The film tells two parallel stories; the development of protest songs during Apartheid, and the history of South Africa during this period. According to Hirsch, the documentary is basically about "a journey to understand and celebrate the power of song and it’s potential for creating change." He describes it as a journey through a very loose chronology of the struggle for freedom in South Africa. "It uses music as the way to tell that story so that as you see the evolution of music you also see the evolution of the struggle. It’s also just about these amazing musicians and activists whose lives all unite and connect through this act of song. I think it’s a celebration.”
One of the film’s most powerful moments occurs when Hirsch meets some former South African riot police, who candidly explain how intimidated they were by the songs and the warlike Toyi-Toyi dance that accompanied them. This sequence came about almost by accident, while Hirsch was trying to get hold of the police’s archive crowd footage, “I didn’t end up getting that footage -- but in the end of the afternoon they had a barbecue so we just got lucky with the day, there was a lot of booze which helped.”

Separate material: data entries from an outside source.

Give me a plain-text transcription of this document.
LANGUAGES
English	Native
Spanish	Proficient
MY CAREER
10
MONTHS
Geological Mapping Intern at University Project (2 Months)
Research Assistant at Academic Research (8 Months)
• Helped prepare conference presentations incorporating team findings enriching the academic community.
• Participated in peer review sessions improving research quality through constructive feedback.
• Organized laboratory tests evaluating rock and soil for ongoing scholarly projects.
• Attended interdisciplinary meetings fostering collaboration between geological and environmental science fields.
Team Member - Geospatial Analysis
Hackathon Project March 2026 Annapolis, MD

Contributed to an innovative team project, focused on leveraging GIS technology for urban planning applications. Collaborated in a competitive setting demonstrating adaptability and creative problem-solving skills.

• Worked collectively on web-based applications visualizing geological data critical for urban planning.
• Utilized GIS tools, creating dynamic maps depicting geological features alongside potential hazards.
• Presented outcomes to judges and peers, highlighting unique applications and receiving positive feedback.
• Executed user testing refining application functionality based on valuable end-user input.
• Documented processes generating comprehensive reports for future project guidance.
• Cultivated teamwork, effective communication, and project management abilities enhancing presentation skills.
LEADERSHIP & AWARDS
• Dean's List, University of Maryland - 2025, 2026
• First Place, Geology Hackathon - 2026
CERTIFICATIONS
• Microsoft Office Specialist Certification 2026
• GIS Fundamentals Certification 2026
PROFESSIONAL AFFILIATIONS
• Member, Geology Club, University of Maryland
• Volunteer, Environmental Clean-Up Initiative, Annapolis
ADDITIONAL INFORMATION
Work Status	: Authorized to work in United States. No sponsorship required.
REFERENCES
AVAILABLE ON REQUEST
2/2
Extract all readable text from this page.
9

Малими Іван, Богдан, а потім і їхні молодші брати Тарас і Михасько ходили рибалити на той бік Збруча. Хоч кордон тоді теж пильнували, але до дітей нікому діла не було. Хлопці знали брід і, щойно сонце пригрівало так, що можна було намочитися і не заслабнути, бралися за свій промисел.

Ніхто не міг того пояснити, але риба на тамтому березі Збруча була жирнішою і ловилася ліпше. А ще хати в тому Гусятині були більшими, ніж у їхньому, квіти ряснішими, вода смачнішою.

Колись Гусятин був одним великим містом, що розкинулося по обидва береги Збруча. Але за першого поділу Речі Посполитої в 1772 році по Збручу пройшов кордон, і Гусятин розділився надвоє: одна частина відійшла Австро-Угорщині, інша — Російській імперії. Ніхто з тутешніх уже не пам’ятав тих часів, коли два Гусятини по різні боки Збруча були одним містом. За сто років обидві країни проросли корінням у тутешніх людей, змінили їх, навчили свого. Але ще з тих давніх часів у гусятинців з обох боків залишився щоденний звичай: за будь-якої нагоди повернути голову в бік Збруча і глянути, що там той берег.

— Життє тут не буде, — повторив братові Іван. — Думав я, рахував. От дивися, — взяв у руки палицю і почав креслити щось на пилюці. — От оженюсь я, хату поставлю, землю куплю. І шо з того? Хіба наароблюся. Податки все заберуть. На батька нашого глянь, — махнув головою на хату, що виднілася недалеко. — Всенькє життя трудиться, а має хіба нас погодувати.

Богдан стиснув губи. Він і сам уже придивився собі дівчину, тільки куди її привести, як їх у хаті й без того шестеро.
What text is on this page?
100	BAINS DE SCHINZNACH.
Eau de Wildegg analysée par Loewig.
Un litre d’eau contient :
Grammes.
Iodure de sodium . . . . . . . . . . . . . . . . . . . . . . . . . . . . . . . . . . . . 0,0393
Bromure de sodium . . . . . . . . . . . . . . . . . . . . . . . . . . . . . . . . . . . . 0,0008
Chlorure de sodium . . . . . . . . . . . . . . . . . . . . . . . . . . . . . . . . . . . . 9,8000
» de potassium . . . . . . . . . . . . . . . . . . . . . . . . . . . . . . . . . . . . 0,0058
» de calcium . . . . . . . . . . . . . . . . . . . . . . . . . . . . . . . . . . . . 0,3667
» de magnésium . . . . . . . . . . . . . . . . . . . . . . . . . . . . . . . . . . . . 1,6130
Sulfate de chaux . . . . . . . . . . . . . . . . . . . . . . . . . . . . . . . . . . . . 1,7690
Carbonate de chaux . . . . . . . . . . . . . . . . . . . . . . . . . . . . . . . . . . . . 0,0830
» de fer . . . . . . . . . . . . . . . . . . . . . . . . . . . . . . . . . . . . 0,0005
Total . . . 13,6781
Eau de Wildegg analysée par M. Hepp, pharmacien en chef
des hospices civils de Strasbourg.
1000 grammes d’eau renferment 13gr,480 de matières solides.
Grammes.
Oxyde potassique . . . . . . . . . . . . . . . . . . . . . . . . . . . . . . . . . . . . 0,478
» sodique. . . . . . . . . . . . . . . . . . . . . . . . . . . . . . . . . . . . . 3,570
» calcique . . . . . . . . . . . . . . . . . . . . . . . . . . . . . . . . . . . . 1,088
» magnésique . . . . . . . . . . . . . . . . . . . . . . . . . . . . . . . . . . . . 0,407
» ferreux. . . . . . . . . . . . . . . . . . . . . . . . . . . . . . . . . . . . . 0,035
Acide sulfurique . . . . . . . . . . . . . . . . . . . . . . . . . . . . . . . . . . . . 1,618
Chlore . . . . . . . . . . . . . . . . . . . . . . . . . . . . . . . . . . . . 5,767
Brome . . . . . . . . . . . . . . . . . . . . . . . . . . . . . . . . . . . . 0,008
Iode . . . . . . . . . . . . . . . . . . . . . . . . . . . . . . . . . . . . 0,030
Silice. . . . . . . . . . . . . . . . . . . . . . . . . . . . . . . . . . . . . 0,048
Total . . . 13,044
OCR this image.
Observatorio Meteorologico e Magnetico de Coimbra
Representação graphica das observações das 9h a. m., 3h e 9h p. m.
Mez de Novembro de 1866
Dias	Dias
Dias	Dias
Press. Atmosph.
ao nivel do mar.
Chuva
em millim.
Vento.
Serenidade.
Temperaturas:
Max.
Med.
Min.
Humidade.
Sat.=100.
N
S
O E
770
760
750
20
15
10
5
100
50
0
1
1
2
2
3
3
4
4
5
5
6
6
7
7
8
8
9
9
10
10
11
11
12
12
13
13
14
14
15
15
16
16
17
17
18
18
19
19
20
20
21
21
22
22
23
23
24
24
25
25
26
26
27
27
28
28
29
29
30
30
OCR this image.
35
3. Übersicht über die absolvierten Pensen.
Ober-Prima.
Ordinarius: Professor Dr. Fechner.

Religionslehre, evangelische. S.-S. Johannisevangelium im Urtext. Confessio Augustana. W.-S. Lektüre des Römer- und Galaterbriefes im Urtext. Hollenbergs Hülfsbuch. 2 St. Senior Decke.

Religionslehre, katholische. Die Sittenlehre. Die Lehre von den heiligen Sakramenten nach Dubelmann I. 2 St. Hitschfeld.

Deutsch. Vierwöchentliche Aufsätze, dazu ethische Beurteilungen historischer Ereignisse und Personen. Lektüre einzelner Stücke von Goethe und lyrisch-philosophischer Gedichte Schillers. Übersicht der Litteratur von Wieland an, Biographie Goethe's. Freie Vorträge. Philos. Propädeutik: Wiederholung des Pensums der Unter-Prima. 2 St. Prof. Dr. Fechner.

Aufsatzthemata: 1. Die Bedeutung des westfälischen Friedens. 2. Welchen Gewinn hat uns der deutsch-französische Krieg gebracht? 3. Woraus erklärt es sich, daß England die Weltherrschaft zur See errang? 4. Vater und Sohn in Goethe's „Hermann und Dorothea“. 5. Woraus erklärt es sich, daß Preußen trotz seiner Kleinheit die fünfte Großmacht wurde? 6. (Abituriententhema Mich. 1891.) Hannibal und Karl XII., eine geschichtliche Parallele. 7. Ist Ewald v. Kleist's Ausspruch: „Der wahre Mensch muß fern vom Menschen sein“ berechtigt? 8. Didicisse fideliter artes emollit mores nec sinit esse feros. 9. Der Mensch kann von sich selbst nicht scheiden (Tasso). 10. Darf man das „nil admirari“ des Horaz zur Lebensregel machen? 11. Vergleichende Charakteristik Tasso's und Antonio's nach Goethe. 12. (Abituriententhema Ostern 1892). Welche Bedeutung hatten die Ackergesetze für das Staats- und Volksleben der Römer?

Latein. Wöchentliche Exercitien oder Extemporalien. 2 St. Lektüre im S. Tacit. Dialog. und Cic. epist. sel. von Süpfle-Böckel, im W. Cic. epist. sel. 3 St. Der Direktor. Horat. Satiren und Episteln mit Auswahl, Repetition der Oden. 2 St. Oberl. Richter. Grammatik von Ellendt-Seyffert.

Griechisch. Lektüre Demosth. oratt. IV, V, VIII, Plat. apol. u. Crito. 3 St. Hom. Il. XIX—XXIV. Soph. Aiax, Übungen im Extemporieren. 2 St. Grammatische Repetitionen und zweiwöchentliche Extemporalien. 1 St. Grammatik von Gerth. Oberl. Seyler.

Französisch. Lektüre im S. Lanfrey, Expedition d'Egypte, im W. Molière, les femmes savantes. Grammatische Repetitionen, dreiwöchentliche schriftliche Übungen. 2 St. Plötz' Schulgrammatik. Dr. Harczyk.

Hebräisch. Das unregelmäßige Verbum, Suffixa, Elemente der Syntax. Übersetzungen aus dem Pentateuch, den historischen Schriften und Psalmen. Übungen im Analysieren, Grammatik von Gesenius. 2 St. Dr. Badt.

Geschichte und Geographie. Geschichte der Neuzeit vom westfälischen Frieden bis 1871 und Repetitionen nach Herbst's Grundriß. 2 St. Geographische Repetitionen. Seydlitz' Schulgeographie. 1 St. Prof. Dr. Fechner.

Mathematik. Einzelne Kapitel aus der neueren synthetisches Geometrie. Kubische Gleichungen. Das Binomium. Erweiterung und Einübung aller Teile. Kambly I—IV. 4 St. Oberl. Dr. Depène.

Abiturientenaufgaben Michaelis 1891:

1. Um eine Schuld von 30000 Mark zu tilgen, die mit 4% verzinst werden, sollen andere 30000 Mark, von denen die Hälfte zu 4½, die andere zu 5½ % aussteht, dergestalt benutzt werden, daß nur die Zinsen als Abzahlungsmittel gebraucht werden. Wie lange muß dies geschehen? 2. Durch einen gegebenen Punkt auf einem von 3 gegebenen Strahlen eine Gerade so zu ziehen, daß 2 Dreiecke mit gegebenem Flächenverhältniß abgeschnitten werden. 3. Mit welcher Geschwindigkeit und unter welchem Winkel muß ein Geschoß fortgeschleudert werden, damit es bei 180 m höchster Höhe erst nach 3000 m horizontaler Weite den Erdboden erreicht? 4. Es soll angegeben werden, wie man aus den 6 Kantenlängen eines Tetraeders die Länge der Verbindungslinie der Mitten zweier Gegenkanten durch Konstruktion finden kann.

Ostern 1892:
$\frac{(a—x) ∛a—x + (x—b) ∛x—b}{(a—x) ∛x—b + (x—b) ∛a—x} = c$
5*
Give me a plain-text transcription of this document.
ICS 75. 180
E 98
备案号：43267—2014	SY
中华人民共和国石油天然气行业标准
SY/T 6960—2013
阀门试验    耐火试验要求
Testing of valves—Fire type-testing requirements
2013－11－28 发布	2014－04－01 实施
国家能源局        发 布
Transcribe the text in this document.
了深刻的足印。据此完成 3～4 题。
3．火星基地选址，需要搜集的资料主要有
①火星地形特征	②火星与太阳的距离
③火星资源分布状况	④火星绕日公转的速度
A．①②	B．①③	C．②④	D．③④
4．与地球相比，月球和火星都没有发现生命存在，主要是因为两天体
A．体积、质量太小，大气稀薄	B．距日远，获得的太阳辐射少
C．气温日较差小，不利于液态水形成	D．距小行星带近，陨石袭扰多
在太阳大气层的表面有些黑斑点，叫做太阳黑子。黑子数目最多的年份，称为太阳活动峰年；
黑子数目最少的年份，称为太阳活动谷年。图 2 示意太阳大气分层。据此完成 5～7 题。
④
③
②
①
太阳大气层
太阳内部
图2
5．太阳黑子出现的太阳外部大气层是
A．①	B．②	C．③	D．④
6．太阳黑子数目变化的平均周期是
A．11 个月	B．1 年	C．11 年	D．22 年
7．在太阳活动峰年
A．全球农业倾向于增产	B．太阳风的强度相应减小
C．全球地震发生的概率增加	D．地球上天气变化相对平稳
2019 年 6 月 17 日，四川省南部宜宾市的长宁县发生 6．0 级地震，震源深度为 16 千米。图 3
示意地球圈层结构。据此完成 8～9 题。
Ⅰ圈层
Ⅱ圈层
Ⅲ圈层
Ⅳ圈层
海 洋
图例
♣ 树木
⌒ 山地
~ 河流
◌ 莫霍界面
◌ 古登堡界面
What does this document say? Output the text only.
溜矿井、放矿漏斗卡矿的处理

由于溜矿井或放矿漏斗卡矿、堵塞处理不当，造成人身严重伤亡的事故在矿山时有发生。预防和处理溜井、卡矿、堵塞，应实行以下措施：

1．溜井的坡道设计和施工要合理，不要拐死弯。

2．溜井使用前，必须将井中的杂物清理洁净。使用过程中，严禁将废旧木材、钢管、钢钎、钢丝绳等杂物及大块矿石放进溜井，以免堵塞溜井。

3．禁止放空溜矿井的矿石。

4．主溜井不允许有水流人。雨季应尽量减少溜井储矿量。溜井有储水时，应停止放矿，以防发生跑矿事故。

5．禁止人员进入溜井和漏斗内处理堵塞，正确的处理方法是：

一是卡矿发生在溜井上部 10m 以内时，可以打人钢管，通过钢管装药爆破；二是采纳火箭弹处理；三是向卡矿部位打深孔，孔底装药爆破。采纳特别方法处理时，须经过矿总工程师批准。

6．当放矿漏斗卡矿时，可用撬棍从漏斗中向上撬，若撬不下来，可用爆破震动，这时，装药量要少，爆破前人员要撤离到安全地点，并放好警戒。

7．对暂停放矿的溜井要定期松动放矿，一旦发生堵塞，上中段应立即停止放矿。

Amandla! shows a number of interviewees struggling with the same question: how far did the songs fuel the anti-apartheid struggle, rather than vice versa? I put this to Hirsch, whose laugh suggested it wasn’t the first time he’d heard the question: “It’s such a chicken and egg issue. I think that the struggle gave birth to that specific type of song, songs of resistance, but I think at a certain point it probably switched, that the songs were bringing whole new groups of people into the struggle.”
The politics of the struggle are largely omitted from the film, although there are moments that hint at the conflict within the resistance groups, and particularly the ANC, as factions increasingly moved from peaceful protest to sabotage. Lee explained that the film’s natural focus on music precluded a more detailed investigation: “I think that the armed struggle was a part of it only in so much as there was song was connected to it. If you ask me what I think personally, I’d say that the way the armed struggle was conducted was pretty honourable. You know, considering what they were facing, I don’t think the ANC was every a really bloodthirsty organisation.”
Amandla! is an astonishing debut film -- a moving and inspiring insight into the spirit of the South African people throughout their struggle. It also represents the work of a passionate, sincere filmmaker.